We had no job prospects in Bloomington, and knew no one there, so my left-brained self wasn’t involved with the decision, but an emerging right-brained part of me was. In short, Lynn and I simply trusted that Destiny would lead the way—and it did. After a few years in Bloomington, we became full-time authors, wrote several books on building healthy houses and living healthy lifestyles—and we founded a successful small publishing business. Then, as we reached our 50s, we grew restless, and were ready to explore new horizons once again.

The next leg of our journey began when I picked up a flyer listing classes at Bloomington’s John Waldron Art Center, and a photography course caught my eye. It was very basic, just eight weeks long, but I signed up, and was immediately hooked. Within days of completing the class, I purchased a new, medium-format Mamiya camera and started building my own darkroom. I also embarked on an in-depth, self-study program by reading every photography book I could get my hands on—monographs, histories, biographies, as well as books on technique. Within a few years I had over 300 books in my personal photography library.

From the day Lynn and I met, we’ve gone for drives together out in the country. Three or four times a month we’d head off in a direction we’d never been before, just to see what was there. Now, we found ourselves heading out—specifically to take photographs—two or three times a week. As I got used to my new camera, I was surprised to see that I was actually mastering the medium. I progressed from having one or two keepers per roll of film, to several. My darkroom skills also improved and, as I learned to access my creative side, I realized I’d probably had a latent ability all along.

One day, while we were out driving, Lynn suggested we publish a book of my photographs. Because we already owned our own publishing company, it seemed like an obvious next step. Just 8 years after taking that short photography course, we’re completing this, our sixth Indiana photography book. It’s been a journey neither of us could have foreseen ten years earlier, much less when we met in 1972.

Today, we lead lives completely intertwined with how we earn a living. Together, we travel highways and back roads, seeking out relics of a disappearing Hoosier past. As I take photographs, Lynn keeps records of the locations on her iMac laptop computer, and interviews fascinating local people. Together, we evaluate contact sheets to determine which images to print and, with her artist’s eye (she has a degree in Art Education) she does an excellent job of critiquing my work. When it’s time to prepare a book for the printer, she’s the one who makes the final selection of images, as she designs and lays out the cover and all the pages.

So far, our books have required 75,000 miles of journeying, and we’ve visited every city and town (2,099 localities in all) on the Indiana Highway Map. By keeping our own hours, we can, on a minute’s notice, set out on a 16-hour day trip. Or, I might spend time in my darkroom, while Lynn writes an essay about an interesting place we’ve investigated. Or, we might hike in the woods, or read a book.
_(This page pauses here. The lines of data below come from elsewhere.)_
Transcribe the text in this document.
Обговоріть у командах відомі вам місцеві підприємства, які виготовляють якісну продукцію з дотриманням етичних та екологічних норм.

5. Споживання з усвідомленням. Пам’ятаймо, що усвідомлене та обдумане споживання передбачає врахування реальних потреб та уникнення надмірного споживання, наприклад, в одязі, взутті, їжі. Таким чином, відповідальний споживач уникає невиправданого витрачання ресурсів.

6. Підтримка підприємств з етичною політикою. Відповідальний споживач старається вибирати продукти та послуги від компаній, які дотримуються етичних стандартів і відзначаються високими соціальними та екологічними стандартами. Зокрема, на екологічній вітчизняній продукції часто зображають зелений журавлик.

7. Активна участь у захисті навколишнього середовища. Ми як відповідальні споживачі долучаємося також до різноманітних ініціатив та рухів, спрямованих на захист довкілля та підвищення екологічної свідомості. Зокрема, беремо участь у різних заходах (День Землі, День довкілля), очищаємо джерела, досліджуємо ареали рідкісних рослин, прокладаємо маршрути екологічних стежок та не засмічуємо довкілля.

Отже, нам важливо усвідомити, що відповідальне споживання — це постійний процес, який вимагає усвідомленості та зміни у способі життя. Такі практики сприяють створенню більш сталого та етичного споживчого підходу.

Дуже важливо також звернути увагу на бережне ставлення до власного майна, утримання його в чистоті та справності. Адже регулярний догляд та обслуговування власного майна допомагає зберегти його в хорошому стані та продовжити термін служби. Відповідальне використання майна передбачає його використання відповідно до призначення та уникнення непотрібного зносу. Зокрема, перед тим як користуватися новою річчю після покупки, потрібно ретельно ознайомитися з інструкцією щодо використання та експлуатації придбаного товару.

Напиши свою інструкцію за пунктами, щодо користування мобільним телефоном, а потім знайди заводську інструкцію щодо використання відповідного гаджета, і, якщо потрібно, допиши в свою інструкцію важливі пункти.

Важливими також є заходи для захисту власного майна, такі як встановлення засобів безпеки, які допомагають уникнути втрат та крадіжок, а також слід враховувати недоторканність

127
It’s a job—a life—that suits us perfectly.

As we travel across Indiana, Lynn and I often marvel at how fortunate we are to be able to do what we do—driving around, exploring, discovering unique places. When we come across the battered and rusted hulk of a once-shiny Packard, we know it’s much more than an abandoned car, for it was probably an important part of someone’s life. When we see a stretch of heavy, steel railroad tracks being ripped up, when we look at the ruin of a limestone lock on the Wabash & Erie Canal, when we encounter an empty railroad station, we know these are places that have shaped the destinies of countless Hoosiers.
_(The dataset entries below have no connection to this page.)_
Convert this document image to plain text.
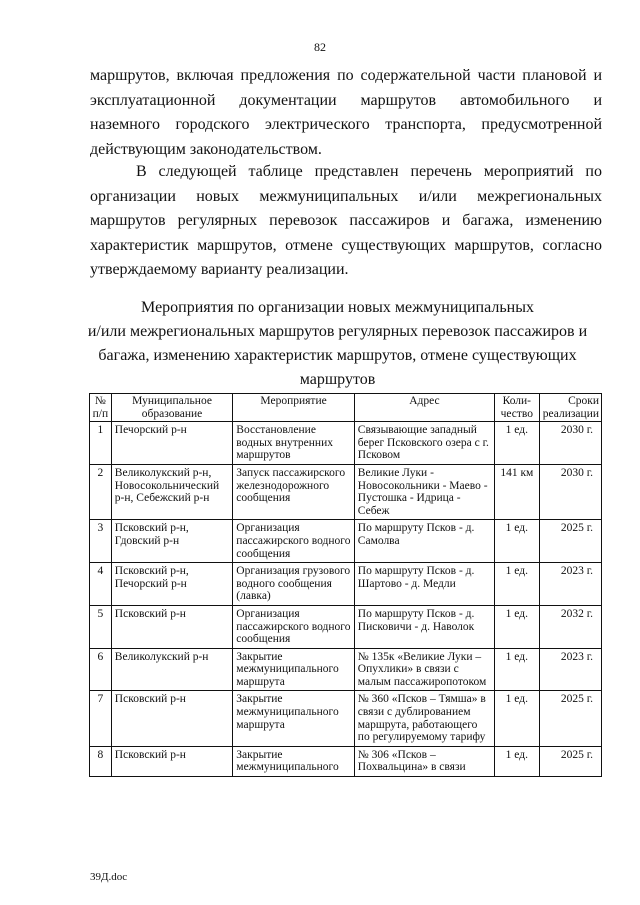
82
маршрутов, включая предложения по содержательной части плановой и
эксплуатационной документации маршрутов автомобильного и
наземного городского электрического транспорта, предусмотренной
действующим законодательством.
В следующей таблице представлен перечень мероприятий по
организации новых межмуниципальных и/или межрегиональных
маршрутов регулярных перевозок пассажиров и багажа, изменению
характеристик маршрутов, отмене существующих маршрутов, согласно
утверждаемому варианту реализации.
Мероприятия по организации новых межмуниципальных
и/или межрегиональных маршрутов регулярных перевозок пассажиров и
багажа, изменению характеристик маршрутов, отмене существующих
маршрутов
№ п/п	Муниципальное образование	Мероприятие	Адрес	Коли-чество	Сроки реализации
1	Печорский р-н	Восстановление водных внутренних маршрутов	Связывающие западный берег Псковского озера с г. Псковом	1 ед.	2030 г.
2	Великолукский р-н, Новосокольнический р-н, Себежский р-н	Запуск пассажирского железнодорожного сообщения	Великие Луки - Новосокольники - Маево - Пустошка - Идрица - Себеж	141 км	2030 г.
3	Псковский р-н, Гдовский р-н	Организация пассажирского водного сообщения	По маршруту Псков - д. Самолва	1 ед.	2025 г.
4	Псковский р-н, Печорский р-н	Организация грузового водного сообщения (лавка)	По маршруту Псков - д. Шартово - д. Медли	1 ед.	2023 г.
5	Псковский р-н	Организация пассажирского водного сообщения	По маршруту Псков - д. Писковичи - д. Наволок	1 ед.	2032 г.
6	Великолукский р-н	Закрытие межмуниципального маршрута	№ 135к «Великие Луки – Опухлики» в связи с малым пассажиропотоком	1 ед.	2023 г.
7	Псковский р-н	Закрытие межмуниципального маршрута	№ 360 «Псков – Тямша» в связи с дублированием маршрута, работающего по регулируемому тарифу	1 ед.	2025 г.
8	Псковский р-н	Закрытие межмуниципального	№ 306 «Псков – Похвальцина» в связи	1 ед.	2025 г.
39Д.doc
Yes, we all have memories of journeys involving cars, trains, buses, bridges, roads, and more. We remember how they affected us, changed our lives. There are tales of transportation journeys that all of us could tell but, with the passing of time, many of the stories are destined to be lost, forgotten, unrecorded. This book is filled with transportation relics, but it’s not the objects that are important. It’s the journeys they took us on—especially to destinations within ourselves. It’s the journeys that make us who we are.

May Journey’s End trigger memories of your sojourns across this Hoosier state—and keep them alive.